Where the hell was Shelly? She wanted one more for the road, and the girl had obviously decided she had had enough. The ticket lay facedown on the edge of the table. The bitch had slipped it in
at some point in the last twenty minutes. Damn stealth waitress.
Jackie picked up the check and made her way to the bar. Definitely needed one more for the road. Maybe she would just walk back over to headquarters and go through that info on the cowboy again.
“Hey, Jack!” Marly said with a welcoming grin. His burly hands moved with deceptive grace as they dried one pint glass after another and put them under the bar counter. “’Bout time you came up and said hello. Why you hiding out in the corner over there?”
She shrugged. “New case. Ugly one. Just mulling over shit, you know how it is. It’s going to frustrate me, I can tell already.” Fucking cowboy is going to be a pain in the ass.
“Christ, Jack. Frustrated already?” Pernetti’s voice cut in like a mouthful of castor oil.
Goddamn, Pernetti. Did the guy ever know when to shut up? She turned toward his table, which sat off the other corner of the bar. “When’s the last time you weren’t frustrated, Pernetti?” The other three at the table chuckled at Pernetti, who gave her a “is that all you got?” look and looked at her for more. They knew there would be more from Jackie Rutledge. “Not counting Charlene down in shipping.”
That garnered a few outright laughs and good-natured heckling. Pernetti’s shiny crown of a forehead flushed a lovely shade of pink.
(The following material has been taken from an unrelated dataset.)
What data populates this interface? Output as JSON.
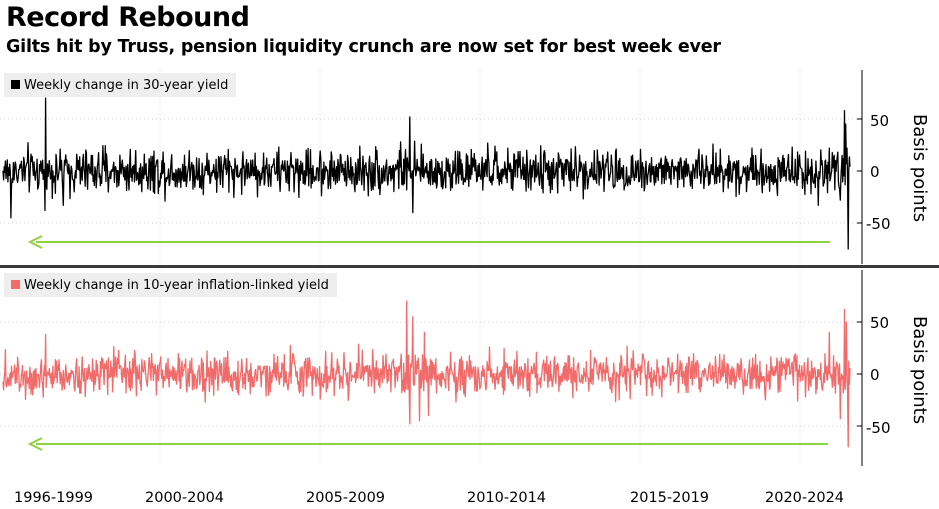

His affair with the shipping clerk was common knowledge, except perhaps to his wife.
Pernetti then sat back in his chair, waving off the barb. “Have a couple more drinks, Jack. That should ease the frustration.”
Jackie stepped back from the bar and faced Pernetti. At that moment, Shelly walked by, a trayful of food in her hands.
“Careful, hon. Leave the prick alone.”
Jackie frowned at Shelly’s back as the waitress walked off into the crowd, tray held high. Leave him alone? He’s the asshole who started it, and now the fucker is accusing me of drinking too much? I’ll carefully plant my steel-toed boot up his ass. Jackie pushed through the bar crowd, ignoring the beer that spilled over her arm and the ensuing swearing from the girl she had bumped into.